I was at Wal Mart in Hilliard last night and they have catalytic heaters for $10. It is 880 BTU heater with a carrying case, 2 thermal blankets and waterproof matches. It would the perfect size for shanties.


----------



## tpet96 (Apr 6, 2004)

Would 880 be enough though? When I was fishing hard through the ice, I had a 9000 BTU, and sometimes it wouldn't keep up.


----------



## Richs63Corvair (Apr 6, 2004)

For 10 bucks buy 2.......Rich


----------



## husky hooker (Apr 6, 2004)

all depends how big your shed is,probly work for small one man.


----------



## Huntinbull (Apr 10, 2004)

Lantern used to work good in my shanty, you would have your coat open in no time.
Huntinbull


----------



## Big Daddy (Apr 6, 2004)

Heaters? Oh man. You guys need to dress for the weather! LOL. All the movement I get from drilling holes pulling fish through the ice keeps me warm.

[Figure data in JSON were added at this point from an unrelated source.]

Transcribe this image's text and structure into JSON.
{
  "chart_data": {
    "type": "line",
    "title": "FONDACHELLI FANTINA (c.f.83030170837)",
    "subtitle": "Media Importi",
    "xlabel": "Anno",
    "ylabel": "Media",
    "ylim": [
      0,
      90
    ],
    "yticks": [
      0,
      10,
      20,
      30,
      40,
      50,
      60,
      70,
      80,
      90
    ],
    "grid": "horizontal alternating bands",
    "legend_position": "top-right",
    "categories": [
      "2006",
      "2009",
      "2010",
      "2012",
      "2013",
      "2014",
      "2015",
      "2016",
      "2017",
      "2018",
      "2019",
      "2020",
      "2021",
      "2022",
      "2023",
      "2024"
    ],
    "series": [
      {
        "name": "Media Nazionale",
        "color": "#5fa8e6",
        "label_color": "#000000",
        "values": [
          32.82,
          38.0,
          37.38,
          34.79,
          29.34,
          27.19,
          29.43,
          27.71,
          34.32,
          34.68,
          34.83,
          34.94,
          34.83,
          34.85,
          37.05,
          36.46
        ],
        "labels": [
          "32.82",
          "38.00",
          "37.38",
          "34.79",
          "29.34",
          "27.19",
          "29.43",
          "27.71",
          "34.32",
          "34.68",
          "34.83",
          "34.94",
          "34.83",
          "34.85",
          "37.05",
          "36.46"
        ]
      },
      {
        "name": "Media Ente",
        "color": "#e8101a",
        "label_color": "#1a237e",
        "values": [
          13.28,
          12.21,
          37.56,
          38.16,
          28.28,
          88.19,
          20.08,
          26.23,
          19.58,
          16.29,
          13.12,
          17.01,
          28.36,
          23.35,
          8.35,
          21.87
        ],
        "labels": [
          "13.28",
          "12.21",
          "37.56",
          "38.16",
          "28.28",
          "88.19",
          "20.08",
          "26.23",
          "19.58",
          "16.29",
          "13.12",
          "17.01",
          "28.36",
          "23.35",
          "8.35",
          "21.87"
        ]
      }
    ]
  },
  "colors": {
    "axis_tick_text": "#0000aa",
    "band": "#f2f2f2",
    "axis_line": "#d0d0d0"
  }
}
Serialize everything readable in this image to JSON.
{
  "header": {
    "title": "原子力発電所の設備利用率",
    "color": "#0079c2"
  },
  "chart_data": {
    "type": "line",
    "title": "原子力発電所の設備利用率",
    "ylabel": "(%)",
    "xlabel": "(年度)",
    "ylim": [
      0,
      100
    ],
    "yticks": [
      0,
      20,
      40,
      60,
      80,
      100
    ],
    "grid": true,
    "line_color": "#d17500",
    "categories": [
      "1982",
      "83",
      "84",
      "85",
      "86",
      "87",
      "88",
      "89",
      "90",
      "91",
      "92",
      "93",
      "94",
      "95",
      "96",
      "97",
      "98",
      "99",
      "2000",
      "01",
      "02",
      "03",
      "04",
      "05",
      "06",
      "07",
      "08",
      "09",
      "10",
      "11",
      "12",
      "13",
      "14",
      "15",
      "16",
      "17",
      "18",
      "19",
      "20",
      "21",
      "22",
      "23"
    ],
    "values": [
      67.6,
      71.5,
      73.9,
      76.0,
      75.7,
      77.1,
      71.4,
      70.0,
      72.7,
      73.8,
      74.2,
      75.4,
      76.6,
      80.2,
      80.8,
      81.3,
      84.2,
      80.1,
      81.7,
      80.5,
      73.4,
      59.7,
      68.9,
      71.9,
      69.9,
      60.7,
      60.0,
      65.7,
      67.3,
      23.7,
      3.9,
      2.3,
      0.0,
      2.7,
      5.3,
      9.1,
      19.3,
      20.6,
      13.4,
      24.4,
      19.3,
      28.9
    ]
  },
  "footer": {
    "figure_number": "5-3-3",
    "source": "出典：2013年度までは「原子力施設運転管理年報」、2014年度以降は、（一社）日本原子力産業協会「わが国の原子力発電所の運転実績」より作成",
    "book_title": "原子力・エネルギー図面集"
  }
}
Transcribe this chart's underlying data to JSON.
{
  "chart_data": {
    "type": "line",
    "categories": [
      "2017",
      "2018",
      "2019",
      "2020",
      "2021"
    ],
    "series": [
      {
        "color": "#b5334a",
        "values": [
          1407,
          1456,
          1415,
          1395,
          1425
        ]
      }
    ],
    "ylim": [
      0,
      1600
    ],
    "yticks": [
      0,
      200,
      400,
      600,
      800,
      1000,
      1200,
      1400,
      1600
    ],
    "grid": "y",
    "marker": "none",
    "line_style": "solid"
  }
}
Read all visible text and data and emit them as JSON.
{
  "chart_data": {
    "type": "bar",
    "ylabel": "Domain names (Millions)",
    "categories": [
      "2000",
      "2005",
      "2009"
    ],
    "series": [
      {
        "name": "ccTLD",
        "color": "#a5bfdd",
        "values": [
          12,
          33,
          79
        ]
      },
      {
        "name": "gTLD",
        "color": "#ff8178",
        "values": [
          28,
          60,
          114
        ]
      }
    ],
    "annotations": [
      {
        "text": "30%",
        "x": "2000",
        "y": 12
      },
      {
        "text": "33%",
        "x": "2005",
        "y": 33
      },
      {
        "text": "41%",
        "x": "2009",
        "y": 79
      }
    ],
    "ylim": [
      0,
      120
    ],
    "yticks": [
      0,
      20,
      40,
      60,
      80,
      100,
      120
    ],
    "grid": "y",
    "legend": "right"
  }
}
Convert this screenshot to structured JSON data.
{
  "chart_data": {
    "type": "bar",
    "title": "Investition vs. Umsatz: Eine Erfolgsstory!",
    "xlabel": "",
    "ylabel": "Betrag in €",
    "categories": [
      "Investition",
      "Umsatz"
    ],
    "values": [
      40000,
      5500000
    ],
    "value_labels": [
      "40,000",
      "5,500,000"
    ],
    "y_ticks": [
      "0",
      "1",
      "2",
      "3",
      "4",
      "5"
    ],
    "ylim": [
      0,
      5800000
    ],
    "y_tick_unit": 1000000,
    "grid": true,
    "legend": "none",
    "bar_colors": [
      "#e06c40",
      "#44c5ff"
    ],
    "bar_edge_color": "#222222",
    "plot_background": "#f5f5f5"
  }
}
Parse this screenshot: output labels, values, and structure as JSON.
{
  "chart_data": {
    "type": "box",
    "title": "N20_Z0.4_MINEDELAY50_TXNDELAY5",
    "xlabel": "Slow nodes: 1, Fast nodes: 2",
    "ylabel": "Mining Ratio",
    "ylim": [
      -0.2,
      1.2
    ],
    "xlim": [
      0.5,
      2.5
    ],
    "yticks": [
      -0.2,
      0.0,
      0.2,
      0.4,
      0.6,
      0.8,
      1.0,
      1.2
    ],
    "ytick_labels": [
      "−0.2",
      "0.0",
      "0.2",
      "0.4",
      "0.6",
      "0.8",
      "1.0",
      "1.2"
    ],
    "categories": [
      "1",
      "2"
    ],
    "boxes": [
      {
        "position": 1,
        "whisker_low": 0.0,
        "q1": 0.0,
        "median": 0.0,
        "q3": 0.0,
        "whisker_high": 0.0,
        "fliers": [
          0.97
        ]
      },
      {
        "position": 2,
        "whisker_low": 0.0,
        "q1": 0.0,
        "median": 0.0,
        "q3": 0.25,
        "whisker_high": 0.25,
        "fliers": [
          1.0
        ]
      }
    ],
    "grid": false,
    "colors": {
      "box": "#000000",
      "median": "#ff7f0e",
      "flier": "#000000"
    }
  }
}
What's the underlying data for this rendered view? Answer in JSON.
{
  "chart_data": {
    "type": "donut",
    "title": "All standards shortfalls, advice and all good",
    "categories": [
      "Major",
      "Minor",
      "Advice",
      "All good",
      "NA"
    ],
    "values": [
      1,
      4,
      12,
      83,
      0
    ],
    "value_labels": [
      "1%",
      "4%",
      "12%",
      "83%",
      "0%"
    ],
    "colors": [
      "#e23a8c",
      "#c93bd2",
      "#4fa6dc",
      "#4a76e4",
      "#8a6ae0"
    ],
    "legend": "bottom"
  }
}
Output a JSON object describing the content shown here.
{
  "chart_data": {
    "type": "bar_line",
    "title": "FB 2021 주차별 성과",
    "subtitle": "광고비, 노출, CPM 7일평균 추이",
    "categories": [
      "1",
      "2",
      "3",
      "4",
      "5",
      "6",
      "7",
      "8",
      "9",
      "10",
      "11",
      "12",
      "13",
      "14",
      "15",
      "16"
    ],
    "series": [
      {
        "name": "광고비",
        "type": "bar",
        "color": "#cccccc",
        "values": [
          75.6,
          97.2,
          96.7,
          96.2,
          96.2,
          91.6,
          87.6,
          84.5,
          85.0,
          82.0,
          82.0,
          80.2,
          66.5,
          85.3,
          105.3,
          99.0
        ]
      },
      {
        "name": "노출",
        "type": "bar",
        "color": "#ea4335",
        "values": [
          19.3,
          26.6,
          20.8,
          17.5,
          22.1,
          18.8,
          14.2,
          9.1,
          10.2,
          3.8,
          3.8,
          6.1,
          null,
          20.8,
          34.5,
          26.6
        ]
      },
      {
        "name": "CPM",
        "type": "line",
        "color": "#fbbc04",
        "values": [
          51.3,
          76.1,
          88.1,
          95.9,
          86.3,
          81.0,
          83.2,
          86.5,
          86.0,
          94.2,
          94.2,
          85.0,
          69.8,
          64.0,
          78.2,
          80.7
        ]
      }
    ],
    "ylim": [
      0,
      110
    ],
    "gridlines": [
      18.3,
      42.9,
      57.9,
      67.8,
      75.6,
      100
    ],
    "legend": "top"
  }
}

Maybe someday. My goal for this season is purchasing a power auger, then maybe I'll need that heater!


----------



## atrkyhntr (May 31, 2004)

Clothes is the real ticket + lantern = BIG FUN


----------



## Phil Carver (Apr 5, 2004)

Just take ZFISH out with you ! He's so full of hot air it will stay 75 degrees in the shanty even on the coldest days !


----------



## Zfish (Apr 5, 2004)

Lol Thanks Phil.. I do like ice fishing though and I do keep warm so Im gonna take that as a compliment.


----------



## hardwaterfan (Apr 6, 2004)

http://cabelas.com/cabelas/en/commo...e+matchall&Nty=1&Ntt=propane+heater&noImage=0

Heres a link to a search of cabelas "propane heaters"

The Coleman Power Cat looks like it would be perfect for a one man shelter!
I like the fact that it has a fan to blow the warm air out. Probably enough to take the edge off any cold air, huh? Super small size, too.


----------



## crappielooker (Apr 5, 2004)

i got one of those hardwater fan..its great for my van when i'm out in mid winter carping in the blizzard... i have never use the fan on it yet..


----------



## hardwaterfan (Apr 6, 2004)

thanks for the report on it cl....


----------



## hardwaterfan (Apr 6, 2004)

I took a look at that Power Cat today, its not small at all like i said earlier. Still kinda nice though.


----------